Later, in the wake of the 2013 Sandy Hook shooting, the Manchin-Toomey Amendment, which would have required background checks on gun purchases, died a similarly partisan death in the Senate, though it was proposed by a Democrat and a Republican. "It came down to politics—the worry that that vocal minority of gun owners would come after them in future elections," Obama said at the time. "All in all, this was a pretty shameful day for Washington."

It's not surprising Obama's not in the compromise business anymore. Earlier this month he issued a series of executive actions that would expand background checks without going through Congress, and his chief of staff has promised more "audacious executive action."

In last night's State of the Union, Obama promised to try harder to bridge the gap between conservatives and liberals. But what do you do when every move you make just widens the gap and convinces a sizable portion of the country that you are some kind of dictator? If you believe that's the only way you can govern, you push through your proposals anyway, regardless of Congress, and let the courts sort it out.

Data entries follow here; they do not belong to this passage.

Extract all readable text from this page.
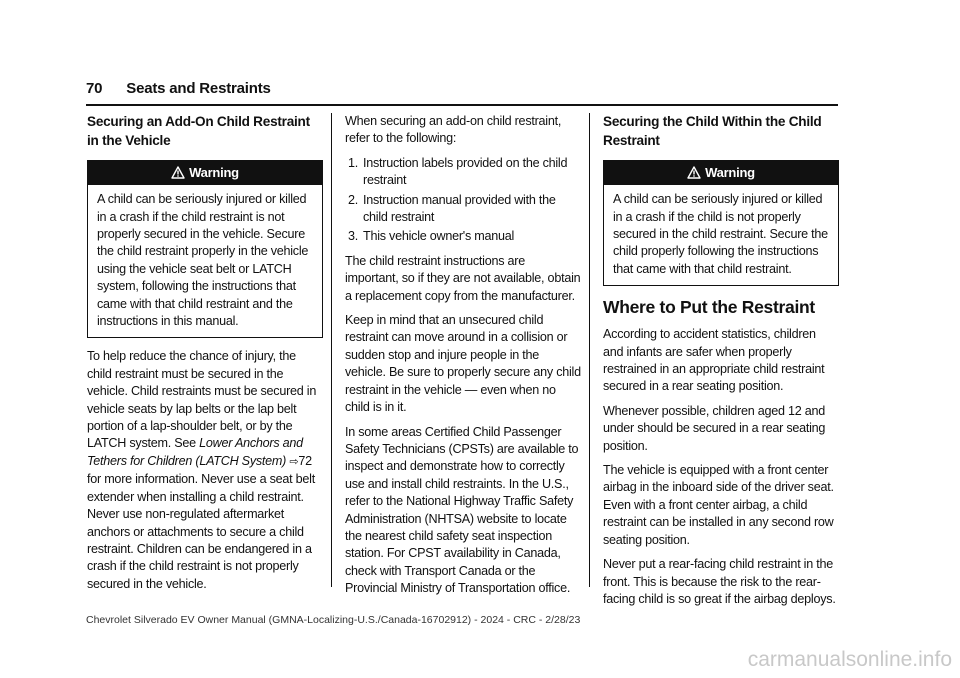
70 Seats and Restraints
Securing an Add-On Child Restraint in the Vehicle
Warning
A child can be seriously injured or killed in a crash if the child restraint is not properly secured in the vehicle. Secure the child restraint properly in the vehicle using the vehicle seat belt or LATCH system, following the instructions that came with that child restraint and the instructions in this manual.

To help reduce the chance of injury, the child restraint must be secured in the vehicle. Child restraints must be secured in vehicle seats by lap belts or the lap belt portion of a lap-shoulder belt, or by the LATCH system. See Lower Anchors and Tethers for Children (LATCH System) ⇨72 for more information. Never use a seat belt extender when installing a child restraint. Never use non-regulated aftermarket anchors or attachments to secure a child restraint. Children can be endangered in a crash if the child restraint is not properly secured in the vehicle.

When securing an add-on child restraint, refer to the following:

1. Instruction labels provided on the child restraint
2. Instruction manual provided with the child restraint
3. This vehicle owner's manual

The child restraint instructions are important, so if they are not available, obtain a replacement copy from the manufacturer.

Keep in mind that an unsecured child restraint can move around in a collision or sudden stop and injure people in the vehicle. Be sure to properly secure any child restraint in the vehicle — even when no child is in it.

In some areas Certified Child Passenger Safety Technicians (CPSTs) are available to inspect and demonstrate how to correctly use and install child restraints. In the U.S., refer to the National Highway Traffic Safety Administration (NHTSA) website to locate the nearest child safety seat inspection station. For CPST availability in Canada, check with Transport Canada or the Provincial Ministry of Transportation office.

Securing the Child Within the Child Restraint
Warning
A child can be seriously injured or killed in a crash if the child is not properly secured in the child restraint. Secure the child properly following the instructions that came with that child restraint.
Where to Put the Restraint

According to accident statistics, children and infants are safer when properly restrained in an appropriate child restraint secured in a rear seating position.

Whenever possible, children aged 12 and under should be secured in a rear seating position.

The vehicle is equipped with a front center airbag in the inboard side of the driver seat. Even with a front center airbag, a child restraint can be installed in any second row seating position.

Never put a rear-facing child restraint in the front. This is because the risk to the rear-facing child is so great if the airbag deploys.

Chevrolet Silverado EV Owner Manual (GMNA-Localizing-U.S./Canada-16702912) - 2024 - CRC - 2/28/23
carmanualsonline.info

That's a long way from the vision that 2004 Obama gave us of the melting-pot country he'd like to see. But as Donald Rumsfeld once said, you go to war with the America you have, and it just so happens that America is a mess. It's not on Obama to wave a wand and get Republicans and Democrats to hold hands across the aisle—it's always been a project that would have to involve multiple levels of reforms and changes in attitude. It has to be easier to vote—and more people have to be interested in voting—gerrymandering needs to be less blatant, campaign finance rules probably need to shift. If no one can quite see a realistic path to getting that done, well, that's part of the problem.

"Changes in our political process — in not just who gets elected but how they get elected — that will only happen when the American people demand it. It will depend on you," Obama said last night. "That's what's meant by a government of, by, and for the people."

He left unspoken an inconvenient truth: Those people need to get it the fuck together.